A tale of two anarchists;yet the director,Giuliano Montaldo,is an interesting and experienced one
7 June 2007
Warning: Spoilers
Sacco e Vanzetti (1971)has the finest music a political propaganda flick can have or afford:a song of Joan Baez,always ready for some leftist propaganda,and Ennio Morricone's score.

The narration is strong, logic and energetic.Two Italian anarchists,living in the USA,in '20 (why,since they might live in the Soviet Union,the proletarians' motherland,where almost all was fine and the justice was made and the trials were as fair as possible …),are unjustly accused of a murder they have not committed.But the trial is in fact political,and not penal.The film celebrates the two anarchists as heroes of the proletariat and it has a purely political and historical content.It is a keen criticism of racism and of political trials.

When,in other countries,in fierce leftist regimes,people like Nicola Sacco and Bartolomeo Vanzetti became prosecutors,they did not want to know about justice,correct trials,and mercy.And when Gian Maria Volontè tells the governor about violence and the various forms of violence,the crap philosophy reaches a pinnacle with Gian Maria Volontè's remark that knowing the fact that one will die is also a violence (like this could justify anarchism).

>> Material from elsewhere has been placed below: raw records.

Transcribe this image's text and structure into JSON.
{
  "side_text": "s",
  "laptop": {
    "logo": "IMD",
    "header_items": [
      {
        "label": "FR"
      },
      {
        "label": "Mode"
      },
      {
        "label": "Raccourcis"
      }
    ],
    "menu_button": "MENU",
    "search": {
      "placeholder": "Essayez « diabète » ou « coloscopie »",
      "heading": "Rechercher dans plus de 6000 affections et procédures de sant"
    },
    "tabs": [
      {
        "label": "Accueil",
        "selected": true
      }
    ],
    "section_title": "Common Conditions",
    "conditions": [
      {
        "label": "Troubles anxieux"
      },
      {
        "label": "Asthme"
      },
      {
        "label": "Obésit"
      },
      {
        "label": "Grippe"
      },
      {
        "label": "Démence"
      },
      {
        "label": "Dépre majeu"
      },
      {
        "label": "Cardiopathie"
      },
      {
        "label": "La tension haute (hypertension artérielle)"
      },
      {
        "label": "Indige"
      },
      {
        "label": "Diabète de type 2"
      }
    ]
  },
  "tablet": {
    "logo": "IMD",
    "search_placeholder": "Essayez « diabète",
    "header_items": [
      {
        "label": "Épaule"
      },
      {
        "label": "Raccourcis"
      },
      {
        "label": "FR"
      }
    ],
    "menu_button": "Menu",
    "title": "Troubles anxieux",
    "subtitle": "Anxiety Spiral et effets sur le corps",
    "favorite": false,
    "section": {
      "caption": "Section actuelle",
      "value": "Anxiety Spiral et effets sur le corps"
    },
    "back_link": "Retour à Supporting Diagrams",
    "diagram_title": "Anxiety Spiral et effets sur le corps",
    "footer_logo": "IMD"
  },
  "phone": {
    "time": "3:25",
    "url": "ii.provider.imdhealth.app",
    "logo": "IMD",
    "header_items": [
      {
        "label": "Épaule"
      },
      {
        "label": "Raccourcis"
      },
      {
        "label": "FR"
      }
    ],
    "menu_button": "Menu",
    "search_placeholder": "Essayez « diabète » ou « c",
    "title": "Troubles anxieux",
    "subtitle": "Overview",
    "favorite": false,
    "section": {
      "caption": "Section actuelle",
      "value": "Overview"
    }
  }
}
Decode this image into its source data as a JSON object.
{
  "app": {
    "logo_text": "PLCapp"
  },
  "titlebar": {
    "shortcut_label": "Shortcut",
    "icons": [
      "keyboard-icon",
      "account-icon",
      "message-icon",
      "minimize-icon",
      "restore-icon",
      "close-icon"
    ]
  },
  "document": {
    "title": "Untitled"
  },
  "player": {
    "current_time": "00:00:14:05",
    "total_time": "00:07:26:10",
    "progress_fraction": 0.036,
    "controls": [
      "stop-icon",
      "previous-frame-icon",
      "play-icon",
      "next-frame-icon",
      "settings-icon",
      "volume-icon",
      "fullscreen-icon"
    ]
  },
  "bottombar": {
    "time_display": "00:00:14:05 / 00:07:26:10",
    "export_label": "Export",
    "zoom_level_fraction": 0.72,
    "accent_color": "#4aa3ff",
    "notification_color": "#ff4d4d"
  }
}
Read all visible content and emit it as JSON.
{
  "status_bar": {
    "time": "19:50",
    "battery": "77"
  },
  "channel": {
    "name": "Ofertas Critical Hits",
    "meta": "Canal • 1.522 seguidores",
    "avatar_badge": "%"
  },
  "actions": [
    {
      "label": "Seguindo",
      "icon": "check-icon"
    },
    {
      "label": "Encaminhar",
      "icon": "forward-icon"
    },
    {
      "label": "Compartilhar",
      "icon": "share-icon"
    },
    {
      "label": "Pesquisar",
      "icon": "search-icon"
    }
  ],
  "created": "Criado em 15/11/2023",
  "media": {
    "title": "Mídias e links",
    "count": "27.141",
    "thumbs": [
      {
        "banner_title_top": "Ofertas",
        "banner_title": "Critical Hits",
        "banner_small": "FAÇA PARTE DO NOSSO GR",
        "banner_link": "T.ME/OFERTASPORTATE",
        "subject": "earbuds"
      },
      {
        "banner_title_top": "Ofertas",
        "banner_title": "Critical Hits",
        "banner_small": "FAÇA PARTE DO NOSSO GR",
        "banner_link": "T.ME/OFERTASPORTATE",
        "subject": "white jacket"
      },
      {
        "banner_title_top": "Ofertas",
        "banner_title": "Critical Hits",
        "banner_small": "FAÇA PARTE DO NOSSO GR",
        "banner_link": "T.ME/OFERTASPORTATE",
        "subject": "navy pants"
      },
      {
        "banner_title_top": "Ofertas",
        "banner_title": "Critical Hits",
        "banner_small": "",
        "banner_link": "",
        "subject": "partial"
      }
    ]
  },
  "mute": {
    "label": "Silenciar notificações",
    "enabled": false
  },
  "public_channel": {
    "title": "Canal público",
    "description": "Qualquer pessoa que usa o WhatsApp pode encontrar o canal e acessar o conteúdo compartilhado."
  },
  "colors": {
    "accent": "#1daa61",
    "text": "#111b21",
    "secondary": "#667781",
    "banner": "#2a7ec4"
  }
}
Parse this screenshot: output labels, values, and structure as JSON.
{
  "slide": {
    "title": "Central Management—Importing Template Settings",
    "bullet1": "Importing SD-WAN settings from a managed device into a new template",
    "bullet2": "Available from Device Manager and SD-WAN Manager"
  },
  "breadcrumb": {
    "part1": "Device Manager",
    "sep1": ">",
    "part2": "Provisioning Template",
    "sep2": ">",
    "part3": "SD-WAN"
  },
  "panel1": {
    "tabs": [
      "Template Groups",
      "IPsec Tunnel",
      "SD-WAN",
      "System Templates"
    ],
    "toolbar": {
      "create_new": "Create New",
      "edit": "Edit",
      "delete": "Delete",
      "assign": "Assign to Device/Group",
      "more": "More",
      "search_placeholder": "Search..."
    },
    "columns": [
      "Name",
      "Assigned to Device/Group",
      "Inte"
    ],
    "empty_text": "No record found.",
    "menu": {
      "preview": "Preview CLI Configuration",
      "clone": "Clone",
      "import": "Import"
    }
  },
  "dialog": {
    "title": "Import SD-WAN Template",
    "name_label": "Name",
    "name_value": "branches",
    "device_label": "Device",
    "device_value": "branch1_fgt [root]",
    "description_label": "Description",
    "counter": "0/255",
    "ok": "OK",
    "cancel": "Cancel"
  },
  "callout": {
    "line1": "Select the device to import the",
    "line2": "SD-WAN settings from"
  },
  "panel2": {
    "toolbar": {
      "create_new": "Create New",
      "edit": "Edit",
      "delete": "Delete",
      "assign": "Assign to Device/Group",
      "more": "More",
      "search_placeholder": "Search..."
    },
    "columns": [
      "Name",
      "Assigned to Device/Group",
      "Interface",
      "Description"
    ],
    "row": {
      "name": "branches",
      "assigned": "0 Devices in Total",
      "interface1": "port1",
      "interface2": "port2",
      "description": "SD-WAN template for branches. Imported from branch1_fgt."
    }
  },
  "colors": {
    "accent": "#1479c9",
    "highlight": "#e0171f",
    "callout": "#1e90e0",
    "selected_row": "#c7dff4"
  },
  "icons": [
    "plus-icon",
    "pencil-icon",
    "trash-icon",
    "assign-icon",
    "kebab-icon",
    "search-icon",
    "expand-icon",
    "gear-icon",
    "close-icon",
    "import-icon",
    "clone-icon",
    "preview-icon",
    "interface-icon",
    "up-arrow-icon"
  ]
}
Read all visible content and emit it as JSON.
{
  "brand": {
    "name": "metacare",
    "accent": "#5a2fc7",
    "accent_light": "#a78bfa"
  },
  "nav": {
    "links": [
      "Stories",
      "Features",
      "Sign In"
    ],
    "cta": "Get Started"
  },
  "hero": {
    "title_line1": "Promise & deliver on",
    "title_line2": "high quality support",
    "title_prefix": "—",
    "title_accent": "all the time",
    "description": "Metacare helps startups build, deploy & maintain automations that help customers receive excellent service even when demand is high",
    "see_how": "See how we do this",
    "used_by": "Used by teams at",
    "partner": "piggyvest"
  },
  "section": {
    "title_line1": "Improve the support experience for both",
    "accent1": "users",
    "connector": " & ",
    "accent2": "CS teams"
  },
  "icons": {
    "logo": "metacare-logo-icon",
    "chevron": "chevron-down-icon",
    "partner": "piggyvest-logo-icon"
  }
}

Sacco e Vanzetti (1971) is surely a good movie,and as a matter fact one of the few well made films of political propaganda. Through this quite interesting chapter of social and political history,the director Giuliano Montaldo has a political message to convey.So,a very good and interesting movie,but with an unusual bad performance from Gian Maria Volontè:his role is very strident and of an rhetorical triteness,a piece of ridiculous declamation.I was looking forward to see this Italian movie since '88,when I saw an image of the two main actors in a magazine. The political lesson of Sacco e Vanzetti (1971) is very flawed and unrighteous.While the two anarchists were asking justice in a political system they were doing everything to undermine,in countries led by similar leftist chiefs many millions were begging in vain for justice. Giuliano Montaldo tries to transform Bartolomeo Vanzetti into a political prophet,and into a strategist;which the man was not.In the '20s,two Italian anarchists with no education and political thought whatsoever could think that by promoting anarchism the social classes will be abolished and the humanity will leave in peace and prosperity,each working honestly,etc.;this was their political and cultural level.This kind of utopianism and irresponsibility has brought much harm.In '20,when the two anarchists were blaming the capitalism for being inhuman and unjust,horrible things were already happening in communist regimes.But I think this did not interest our goodhearted Utopists.Anyway,if leftist anarchists were irresponsible in '20,and had no idea about political things,even more shameless was Giuliano Montaldo's attitude in 1971,after all the Leninist and communist and leftist Carnages in Europe and in the rest of the world were well known.The brutal capitalism of the '20s system,as depicted in this film,and the thoughtless anarchism that has no idea about how to govern and instead proposes stupid and fantastical utopias about the society without classes,are not the only two alternatives.And since the movie seems to propose seriously the anarchism as a human and political attitude,it must be answered also seriously.

Giuliano Montaldo,now 77 years old,is the author of Nudi per Vivere (1964);Ad Ogni Costo (1967):with Janet Leigh,Edward G. Robinson and Klaus Kinski;Machine Gun McCain;Dio è con Noi (1969):with Richard Johnson,Franco Nero;Giordano Bruno (1973) with Gian Maria Volontè and Charlotte Rampling;The Gold Rimmed Glasses ;Time to Kill :with Nicolas Cage;and Mind Control:with Ben Gazzara,Ingrid Thulin,Andréa Ferréol ....

The cast of Sacco e Vanzetti (1971)includes Cyril Cusack,Riccardo Cucciolla.